SINGAPORE (Reuters) - Soaring global demand for copper makes the metal a better bet than gold and explains a surprise bid by Barrick Gold Corp, the world’s No. 1 bullion producer, for copper miner Equinox Minerals.
Minmetals on Tuesday bowed out of the battle for the copper miner, which has been involved in takeover tussles of its own with smaller miners, saying Barrick’s bid was too rich.
The move signals a shift by Barrick away from a near-pure gold play into a more diversified mining company, highlighting the positive demand outlook for industrial metals in an improving global economy.
“Perhaps copper is the new gold.
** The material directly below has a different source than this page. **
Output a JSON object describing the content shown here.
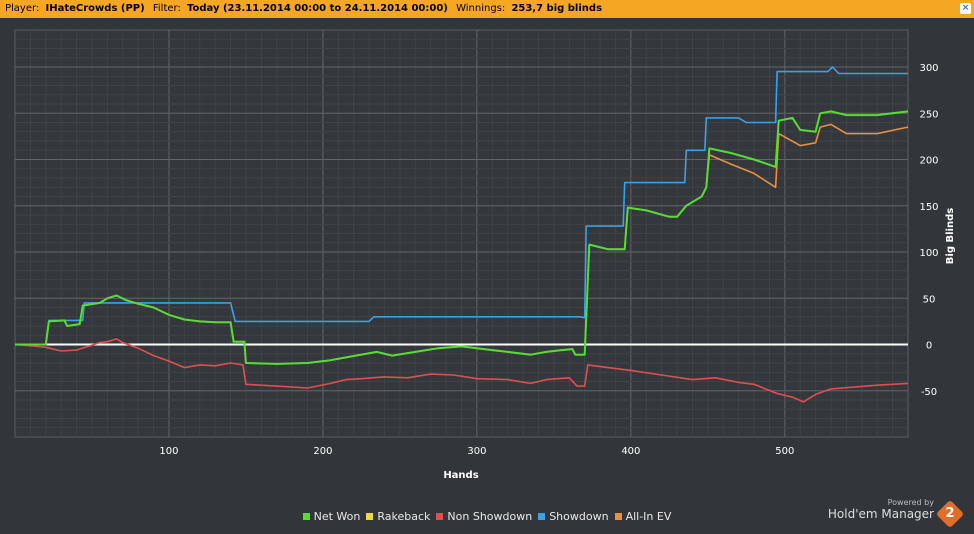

The long-term prospects for base metals look good,” Pinaki Rath, managing director of Gold Matrix Resources, said.
He noted that the risk of rising interest rates as world economies shift from the highly accommodating monetary policy adopted during the global financial crisis to more normal conditions could cap the upside for gold, while industrial appetite for copper would support prices.
Both copper and gold prices have hit record highs this year — copper on the London Metal Exchange touched an unprecedented $10,190 a ton in February, while spot gold rallied to a record $1,518.10 an ounce as recently as Monday.
And demand growth from emerging economies like China, which currently consumes 40 percent of world copper output or around 8 million tons, will keep prices firm, while miners struggle keep up.
Estimates vary, but analysts see demand for copper, where its ductility and conductivity make it an essential input in electrical products, wiring and in tubing, outstripping supply by between 300,000 tons to almost 1 million tons this year.
“For at least the next three years we are still very bullish on copper as the market will remain in deficit over that period, even under the most conservative global demand forecasts,” said Judy Zhu, analyst at Standard Chartered Bank in Shanghai.
“And there is a possibility that this deficit could be more prolonged if demand grows faster than expectations. Copper is highly exposed to Asia, and urbanization in China and India will provide upside momentum for at least the next 10 years and perhaps as long as 20 years.”
Equinox’s prime asset is the Lumwana mine in Africa’s rich Zambian copper belt, which produced around 147,000 tons of copper in concentrate last year, 1 percent of global mine supply. Equinox also owns a mine project in Saudi Arabia.
The acquisition would more than double Barrick’s copper output, seen at less than 150,000 tons in 2011, Reuters Metal Production Database shows.
At current prices, the merged entity’s annual copper output would be worth $3 billion, while its gold output is worth around $11 billion. The takeover would reduce Barrick’s exposure to gold to 80 percent from 90 percent currently.
“It’s alchemy in reverse — turning gold into base metals — but increasing exposure to industrial metals is probably a smart move if you expect the global economy to return to pre-crisis levels,” said a trader in Singapore.
“In that scenario, the upside to gold is likely to be capped, while the potential for gains in copper are greater. They have a lot of cash, but it is telling they went for a copper play, and not another gold miner.”
Both copper and gold markets have seen a huge turnaround from their lows in the post Lehman Brothers financial meltdown, with copper prices up threefold from lows struck in December 2008 below $3,000 a ton. Gold prices have risen by a more modest 120 percent in the same period.
A recent Reuters poll of analysts pegged gold at around $1,700 an ounce in 2015, up 13 percent from current prices.
“It’s not a bad time to diversify if you are a gold miner. There are lots of reasons to be bullish on gold, at the same time copper has a stronger long-term outlook,” said William Adams, analyst at FastMarkets.com.
“Over the next five years I am by and large bullish and wouldn’t be surprised if copper saw an upper range between $10,000 to $12,000.”
Other forecasters were also bullish on copper.
RBS forecast average prices between $10,000 and $11,500 in 2012, 2013 and 2014, versus between $5,100 and just over $9,800 between 2009 and 2011.
Barclays Capital saw copper trading on average at $12,000 in 2012, while StanChart’s Zhu saw prices at just under $12,000 in 2014 .
“According to Barrick’s statement, they are looking to diversify into copper, obviously because of the bullish outlook,” said Australia-based mining equities investor Richard Longley, who owns shares in Equinox.
He said many mining companies were seeking ways to diversify and copper producers were in favor, given the positive longer term outlook for the metal.
“However, there is a ‘gold halo’ effect to pure-play gold companies, where people put a premium on gold companies more than on others. So there is a danger that some of Barrick’s investors may not like this bid.”